Recipe by pink cook
I make the cookies with this good recipe that maybe you would like to try:
Top Review by Meghan O
The lemon flavor was nice, but these never got crispy for me. They spread out quite a bit, but remained soft in the middle, even after the edges had browned.
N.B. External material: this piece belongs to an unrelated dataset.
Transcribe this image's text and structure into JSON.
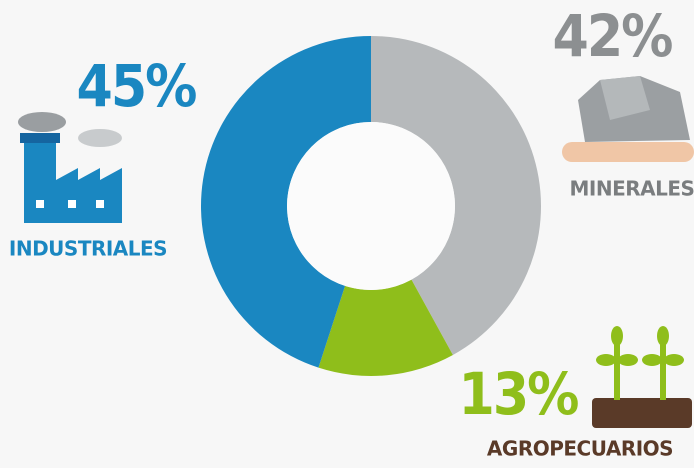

I liked the idea of using reduced lemon juice instead of lemon extract--I'll use that again on a different recipe.
- 1⁄4 cup lemon juice
- 1 teaspoon lemon rind
- 1 cup unsalted butter
- 2 cups all-purpose flour
- 1 teaspoon baking powder
- 1⁄2 teaspoon salt
- 1 1⁄2 cups powdered sugar
- 1 large egg
- 1 teaspoon vanilla extract
Directions See How It's Made
- Preheat oven to 350ºF.
- Bring lemon juice to a simmer in a saucepan over medium heat; cook until reduced by half.
- Add in 1/2 cup butter and stir until melted.
- Sift flour, baking powder and salt together in a bowl.
- Cream remaining butter and sugar until light and fluffy.
- Add egg and lemon butter.
- Mix until pale, about 3 minutes.
- Mix in vanilla.
- Add in flour and mix well.
- Form 1-1/2" balls and drop them onto cookie sheets lined with parchment paper.
- Bake until lightly browned, 12-15 minutes.
- Cool on rack and store in airtight container, (if they last that long!).